Au Coeur Du Troisième Reich
pouvait se séparer de Keitel, qui lui était « fidèle comme un chien ». Keitel était peut-être celui qui incarnait le mieux le type d’homme dont Hitler avait besoin dans son entourage.
Le général Jodl ne contredisait pas souvent Hitler ouvertement, lui non plus. Sa technique était plus habile ; généralement il ne révélait pas ce qu’il pensait, il se tirait ainsi de situations délicates, pour amener plus tard Hitler à réviser sa position ou même à annuler des décisions déjà prises. A l’occasion, il exprimait sur Hitler des jugements défavorables, ce qui montre qu’il avait conservé un jugement relativement objectif. Les subordonnés de Keitel, comme par exemple son adjoint, le général Warlimont, ne pouvaient pas montrer plus d’audace que lui et pourtant, quand ils étaient pris à partie par Hitler, Keitel ne prenait pas leur défense. Parfois ils tentaientd’annuler des ordres manifestement absurdes en les assortissant de correctifs discrets que Hitler ne comprenait pas. Sous la direction de Keitel, l’instrument docile du Führer, les officiers de l’O.K.W. étaient obligés d’avoir recours à tous les moyens détournés possibles pour parvenir à leurs fins.
Cette soumission des généraux s’explique peut-être aussi par le surmenage continuel auquel ils étaient soumis. Les heures de travail de Hitler coïncidaient avec l’emploi du temps normal de l’O.K.W., de sorte que les généraux pouvaient rarement dormir normalement. Le surmenage purement corporel joue sûrement un rôle plus important qu’on ne l’admet communément, surtout quand il faut donner le meilleur de soi-même pendant longtemps. Même en privé, Keitel et Jodl paraissaient fatigués, vidés. Pour faire éclater et revivifier ce petit monde d’hommes usés, je voulus introduire au quartier général du Führer non seulement Fromm, mais aussi mon ami le maréchal Milch. J’avais amené ce dernier à plusieurs reprises au quartier général, prétextant qu’il avait à exposer certaines questions intéressant la planification. Ses quelques visites se passèrent bien et Milch était en passe de gagner Hitler à son projet consistant à lancer un programme de chasseurs, à la place de la grande escadrille de bombardiers qui avait été prévue. C’est alors que Göring lui interdit de remettre les pieds au quartier général.

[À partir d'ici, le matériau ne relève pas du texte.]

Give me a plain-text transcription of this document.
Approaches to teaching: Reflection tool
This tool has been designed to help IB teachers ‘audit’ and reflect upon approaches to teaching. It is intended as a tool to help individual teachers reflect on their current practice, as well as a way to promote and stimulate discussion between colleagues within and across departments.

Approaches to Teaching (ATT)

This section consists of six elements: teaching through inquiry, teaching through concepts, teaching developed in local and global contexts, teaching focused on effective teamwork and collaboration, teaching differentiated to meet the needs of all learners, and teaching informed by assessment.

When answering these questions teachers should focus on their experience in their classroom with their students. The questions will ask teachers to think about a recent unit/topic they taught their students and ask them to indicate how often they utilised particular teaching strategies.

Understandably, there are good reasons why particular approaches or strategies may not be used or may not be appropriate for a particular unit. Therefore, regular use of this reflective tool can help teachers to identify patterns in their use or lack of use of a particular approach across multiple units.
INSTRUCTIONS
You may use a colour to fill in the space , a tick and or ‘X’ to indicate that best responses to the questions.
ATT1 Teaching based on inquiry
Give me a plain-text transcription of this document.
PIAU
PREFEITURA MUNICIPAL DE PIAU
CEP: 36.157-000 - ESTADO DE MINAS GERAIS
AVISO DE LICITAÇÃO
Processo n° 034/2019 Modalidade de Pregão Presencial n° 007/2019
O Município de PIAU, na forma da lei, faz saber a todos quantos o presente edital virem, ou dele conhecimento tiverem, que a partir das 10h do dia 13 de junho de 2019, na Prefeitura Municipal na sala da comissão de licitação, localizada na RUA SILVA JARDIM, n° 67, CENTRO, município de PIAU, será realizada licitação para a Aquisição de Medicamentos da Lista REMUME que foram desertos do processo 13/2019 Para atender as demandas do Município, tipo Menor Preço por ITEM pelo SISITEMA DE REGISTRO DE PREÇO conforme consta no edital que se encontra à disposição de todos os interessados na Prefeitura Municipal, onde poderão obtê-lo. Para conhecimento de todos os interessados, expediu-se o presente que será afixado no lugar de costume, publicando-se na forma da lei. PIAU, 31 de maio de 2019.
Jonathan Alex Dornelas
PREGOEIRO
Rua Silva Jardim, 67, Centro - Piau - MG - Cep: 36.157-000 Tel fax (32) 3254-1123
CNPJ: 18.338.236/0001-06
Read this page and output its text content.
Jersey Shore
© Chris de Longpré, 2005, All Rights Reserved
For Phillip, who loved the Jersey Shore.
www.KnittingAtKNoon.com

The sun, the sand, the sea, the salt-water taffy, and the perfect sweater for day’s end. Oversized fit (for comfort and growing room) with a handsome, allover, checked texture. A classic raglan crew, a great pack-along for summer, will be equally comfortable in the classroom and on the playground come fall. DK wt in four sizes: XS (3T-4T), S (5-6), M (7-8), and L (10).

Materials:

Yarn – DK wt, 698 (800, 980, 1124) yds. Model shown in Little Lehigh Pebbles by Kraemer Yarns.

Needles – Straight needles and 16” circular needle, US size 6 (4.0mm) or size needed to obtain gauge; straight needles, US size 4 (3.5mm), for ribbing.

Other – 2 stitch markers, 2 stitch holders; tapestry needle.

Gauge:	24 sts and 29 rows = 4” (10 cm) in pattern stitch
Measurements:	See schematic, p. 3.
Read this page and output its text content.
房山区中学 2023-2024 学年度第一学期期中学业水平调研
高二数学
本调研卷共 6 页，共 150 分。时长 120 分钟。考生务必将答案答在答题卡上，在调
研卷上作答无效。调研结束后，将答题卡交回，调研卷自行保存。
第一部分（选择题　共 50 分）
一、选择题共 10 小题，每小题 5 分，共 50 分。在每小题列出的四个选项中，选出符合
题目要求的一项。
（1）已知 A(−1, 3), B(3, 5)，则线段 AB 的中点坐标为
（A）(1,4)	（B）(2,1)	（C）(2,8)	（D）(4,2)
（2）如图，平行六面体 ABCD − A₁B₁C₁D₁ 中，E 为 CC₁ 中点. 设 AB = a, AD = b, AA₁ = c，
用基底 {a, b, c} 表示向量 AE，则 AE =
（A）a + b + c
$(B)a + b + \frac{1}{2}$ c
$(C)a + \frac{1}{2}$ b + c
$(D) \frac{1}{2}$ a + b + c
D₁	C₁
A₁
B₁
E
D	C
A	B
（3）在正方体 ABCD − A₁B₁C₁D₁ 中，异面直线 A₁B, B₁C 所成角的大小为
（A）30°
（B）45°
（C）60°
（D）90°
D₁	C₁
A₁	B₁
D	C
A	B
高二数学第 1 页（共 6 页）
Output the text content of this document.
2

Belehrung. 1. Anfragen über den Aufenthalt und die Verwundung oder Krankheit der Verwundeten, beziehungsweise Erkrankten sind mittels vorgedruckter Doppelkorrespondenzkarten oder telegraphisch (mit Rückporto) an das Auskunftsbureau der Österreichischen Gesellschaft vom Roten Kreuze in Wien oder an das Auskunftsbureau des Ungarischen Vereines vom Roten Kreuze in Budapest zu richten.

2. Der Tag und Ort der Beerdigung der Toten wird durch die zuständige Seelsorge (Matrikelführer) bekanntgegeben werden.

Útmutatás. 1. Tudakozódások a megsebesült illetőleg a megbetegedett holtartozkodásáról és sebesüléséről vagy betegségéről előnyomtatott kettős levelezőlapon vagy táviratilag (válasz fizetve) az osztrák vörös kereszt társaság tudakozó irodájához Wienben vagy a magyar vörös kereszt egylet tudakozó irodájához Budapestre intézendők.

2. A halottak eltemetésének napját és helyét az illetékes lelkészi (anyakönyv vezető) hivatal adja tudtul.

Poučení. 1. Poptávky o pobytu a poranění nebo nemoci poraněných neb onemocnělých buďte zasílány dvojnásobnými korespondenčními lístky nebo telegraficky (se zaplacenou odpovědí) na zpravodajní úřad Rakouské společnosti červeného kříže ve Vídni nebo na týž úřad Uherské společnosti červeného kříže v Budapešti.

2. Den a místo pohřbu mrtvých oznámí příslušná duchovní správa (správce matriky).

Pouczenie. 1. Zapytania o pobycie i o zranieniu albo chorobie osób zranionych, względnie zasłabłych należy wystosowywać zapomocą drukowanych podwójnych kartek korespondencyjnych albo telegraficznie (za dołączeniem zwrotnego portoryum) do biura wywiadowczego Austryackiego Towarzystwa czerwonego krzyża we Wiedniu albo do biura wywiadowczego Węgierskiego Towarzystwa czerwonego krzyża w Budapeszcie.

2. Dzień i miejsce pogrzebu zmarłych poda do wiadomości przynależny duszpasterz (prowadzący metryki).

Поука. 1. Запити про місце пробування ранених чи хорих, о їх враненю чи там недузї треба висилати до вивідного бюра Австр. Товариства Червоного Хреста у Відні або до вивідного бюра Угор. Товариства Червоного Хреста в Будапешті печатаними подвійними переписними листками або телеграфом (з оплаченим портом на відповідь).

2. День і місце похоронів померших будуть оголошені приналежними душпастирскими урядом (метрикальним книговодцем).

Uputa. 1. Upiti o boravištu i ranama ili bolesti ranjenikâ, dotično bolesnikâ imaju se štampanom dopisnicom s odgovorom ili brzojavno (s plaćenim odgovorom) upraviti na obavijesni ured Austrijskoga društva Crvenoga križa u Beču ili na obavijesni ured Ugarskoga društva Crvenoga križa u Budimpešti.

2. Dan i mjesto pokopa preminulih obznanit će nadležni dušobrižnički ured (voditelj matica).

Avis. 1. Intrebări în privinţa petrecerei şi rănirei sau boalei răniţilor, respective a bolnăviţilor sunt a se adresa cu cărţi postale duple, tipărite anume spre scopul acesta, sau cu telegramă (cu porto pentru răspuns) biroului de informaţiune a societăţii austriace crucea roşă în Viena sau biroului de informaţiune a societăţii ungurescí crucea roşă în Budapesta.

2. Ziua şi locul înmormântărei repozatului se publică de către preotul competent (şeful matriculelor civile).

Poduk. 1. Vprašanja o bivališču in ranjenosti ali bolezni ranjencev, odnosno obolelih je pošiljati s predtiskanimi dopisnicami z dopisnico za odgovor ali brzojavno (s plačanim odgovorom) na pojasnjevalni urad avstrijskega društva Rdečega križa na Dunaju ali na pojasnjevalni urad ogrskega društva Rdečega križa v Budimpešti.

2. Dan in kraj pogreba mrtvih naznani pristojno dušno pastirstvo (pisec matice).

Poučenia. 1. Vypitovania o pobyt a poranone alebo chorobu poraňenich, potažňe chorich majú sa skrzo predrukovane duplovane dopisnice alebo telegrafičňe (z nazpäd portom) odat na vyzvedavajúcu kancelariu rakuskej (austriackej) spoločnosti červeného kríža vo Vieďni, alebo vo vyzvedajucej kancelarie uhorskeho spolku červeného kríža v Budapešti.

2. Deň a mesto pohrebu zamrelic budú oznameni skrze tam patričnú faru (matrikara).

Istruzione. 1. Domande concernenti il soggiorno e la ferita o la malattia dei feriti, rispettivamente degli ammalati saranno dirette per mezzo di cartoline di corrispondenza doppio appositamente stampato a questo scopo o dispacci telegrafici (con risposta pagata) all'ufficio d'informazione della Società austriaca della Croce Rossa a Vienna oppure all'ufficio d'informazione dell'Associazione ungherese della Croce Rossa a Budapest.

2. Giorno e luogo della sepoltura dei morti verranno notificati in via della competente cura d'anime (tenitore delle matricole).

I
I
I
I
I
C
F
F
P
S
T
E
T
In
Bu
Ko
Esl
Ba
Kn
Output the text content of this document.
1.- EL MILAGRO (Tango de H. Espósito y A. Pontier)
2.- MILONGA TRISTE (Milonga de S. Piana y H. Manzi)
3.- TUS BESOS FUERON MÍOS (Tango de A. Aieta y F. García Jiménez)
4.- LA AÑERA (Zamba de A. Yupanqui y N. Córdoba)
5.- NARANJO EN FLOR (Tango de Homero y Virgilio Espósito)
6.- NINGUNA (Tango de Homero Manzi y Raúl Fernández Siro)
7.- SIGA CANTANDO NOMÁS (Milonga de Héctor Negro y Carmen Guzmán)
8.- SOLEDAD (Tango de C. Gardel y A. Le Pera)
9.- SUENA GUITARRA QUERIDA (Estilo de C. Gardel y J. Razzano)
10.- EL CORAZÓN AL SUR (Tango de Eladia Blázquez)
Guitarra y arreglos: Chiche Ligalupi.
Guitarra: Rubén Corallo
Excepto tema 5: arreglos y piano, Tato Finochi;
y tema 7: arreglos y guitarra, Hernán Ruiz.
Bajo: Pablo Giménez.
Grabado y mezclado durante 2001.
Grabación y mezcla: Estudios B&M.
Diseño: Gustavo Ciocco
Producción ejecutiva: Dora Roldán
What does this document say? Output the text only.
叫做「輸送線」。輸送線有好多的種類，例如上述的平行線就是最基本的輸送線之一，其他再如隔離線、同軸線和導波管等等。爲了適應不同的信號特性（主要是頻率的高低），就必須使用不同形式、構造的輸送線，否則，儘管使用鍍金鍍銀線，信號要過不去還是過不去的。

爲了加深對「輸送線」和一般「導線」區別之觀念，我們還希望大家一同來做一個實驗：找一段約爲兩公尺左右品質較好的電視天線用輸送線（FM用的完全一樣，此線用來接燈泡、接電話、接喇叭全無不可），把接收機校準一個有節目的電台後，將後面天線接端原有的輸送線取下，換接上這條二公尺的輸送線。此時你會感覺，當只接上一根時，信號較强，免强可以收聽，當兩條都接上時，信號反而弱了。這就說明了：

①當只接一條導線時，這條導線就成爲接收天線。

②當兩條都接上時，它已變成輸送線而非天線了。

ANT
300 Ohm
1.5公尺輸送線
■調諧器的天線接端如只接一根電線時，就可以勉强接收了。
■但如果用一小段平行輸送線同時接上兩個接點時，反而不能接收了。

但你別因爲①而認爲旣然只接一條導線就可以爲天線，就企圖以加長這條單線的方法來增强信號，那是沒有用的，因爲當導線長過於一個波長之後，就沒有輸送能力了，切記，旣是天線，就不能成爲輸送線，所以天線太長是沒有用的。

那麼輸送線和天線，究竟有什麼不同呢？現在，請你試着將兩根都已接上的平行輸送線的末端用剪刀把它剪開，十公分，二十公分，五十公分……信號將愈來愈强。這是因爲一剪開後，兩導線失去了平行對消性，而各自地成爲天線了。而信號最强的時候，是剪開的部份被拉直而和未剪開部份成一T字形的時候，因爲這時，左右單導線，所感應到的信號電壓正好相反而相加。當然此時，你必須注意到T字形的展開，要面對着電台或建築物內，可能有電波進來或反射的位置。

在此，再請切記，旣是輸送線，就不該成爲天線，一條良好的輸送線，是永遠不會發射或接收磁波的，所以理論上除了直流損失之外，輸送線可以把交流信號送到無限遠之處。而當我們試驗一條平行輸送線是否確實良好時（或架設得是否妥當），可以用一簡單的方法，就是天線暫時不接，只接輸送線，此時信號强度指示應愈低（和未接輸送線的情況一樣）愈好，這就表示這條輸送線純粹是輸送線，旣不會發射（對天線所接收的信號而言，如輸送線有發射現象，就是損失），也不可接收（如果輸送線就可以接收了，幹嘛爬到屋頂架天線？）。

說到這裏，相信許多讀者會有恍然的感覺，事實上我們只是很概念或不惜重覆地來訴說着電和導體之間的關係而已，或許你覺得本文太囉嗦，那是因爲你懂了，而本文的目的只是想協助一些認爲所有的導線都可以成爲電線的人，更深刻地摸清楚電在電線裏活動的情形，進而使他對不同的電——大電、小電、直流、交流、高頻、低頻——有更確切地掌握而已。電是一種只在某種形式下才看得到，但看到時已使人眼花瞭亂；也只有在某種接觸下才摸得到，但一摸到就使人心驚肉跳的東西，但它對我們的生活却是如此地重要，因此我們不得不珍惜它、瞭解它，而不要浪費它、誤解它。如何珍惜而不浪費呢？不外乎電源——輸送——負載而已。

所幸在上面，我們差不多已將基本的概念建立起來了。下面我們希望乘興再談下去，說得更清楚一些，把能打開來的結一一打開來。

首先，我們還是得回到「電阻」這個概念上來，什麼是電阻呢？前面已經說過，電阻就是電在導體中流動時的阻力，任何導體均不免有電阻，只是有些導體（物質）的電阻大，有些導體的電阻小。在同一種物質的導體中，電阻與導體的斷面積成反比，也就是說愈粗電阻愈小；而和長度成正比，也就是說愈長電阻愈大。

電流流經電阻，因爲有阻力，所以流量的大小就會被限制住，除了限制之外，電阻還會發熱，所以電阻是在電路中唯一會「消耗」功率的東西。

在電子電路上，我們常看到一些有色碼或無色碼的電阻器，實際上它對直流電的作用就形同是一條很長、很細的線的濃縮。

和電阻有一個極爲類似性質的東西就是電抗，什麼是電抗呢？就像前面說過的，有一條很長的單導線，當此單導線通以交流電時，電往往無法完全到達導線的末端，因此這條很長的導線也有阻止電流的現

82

Quant à Göring, il me fit l’impression d’être un homme fini, lorsque j’eus l’occasion de passer quelques heures avec lui à la fin de 1942, dans le pavillon qui avait été construit à son intention pour les brefs séjours qu’il effectuait au quartier général. Göring n’était pas installé à la Spartiate comme Hitler dans son bunker de travail, il avait encore des fauteuils confortables. Abattu, il me déclara cette fois-là : « Nous n’aurons pas à nous plaindre si après cette guerre l’Allemagne conserve ses frontières de 1933. » Il essaya bien d’atténuer la portée de cette réflexion en recourant aux formules rebattues pour réaffirmer sa confiance, mais j’eus l’impression que, malgré la désinvolture avec laquelle il ne cessait de claironner les refrains que Hitler aimait entendre, il voyait la défaite approcher.
Lorsqu’il arrivait au quartier général du Führer, Göring avait coutume de se retirer d’abord quelques minutes dans son pavillon ; Bodenschatz, l’officier de liaison de Göring auprès de Hitler, quittait alors la salle de conférences pour téléphoner à Göring, du moins nous le supposions, et le mettre au fait des questions en litige. Un quart d’heure après, Göring arrivait à la conférence. Sans qu’on lui ait demandé son avis, il se mettait alors à défendre avec emphase le point de vue que Hitler voulait, l’instant d’avant, faire prévaloir contre ses généraux. Hitler toisait l’assistance : « Vous voyez, le Reichsmarschall est exactement du même avis que moi ! »
Le 7 novembre 1942, dans l’après-midi, je partis avec Hitler qui se rendait à Munich avec son train spécial. Durant ces voyages, Hitler était délivré de la routine du quartier général et il était plus facile d’avoir avec lui de longues discussions sur des problèmes généraux concernant l’armement. Ce train spécial était équipé de la radio, d’un téléscripteur et d’un central téléphonique ; Jodl et quelques personnes de l’état-major général accompagnaient Hitler.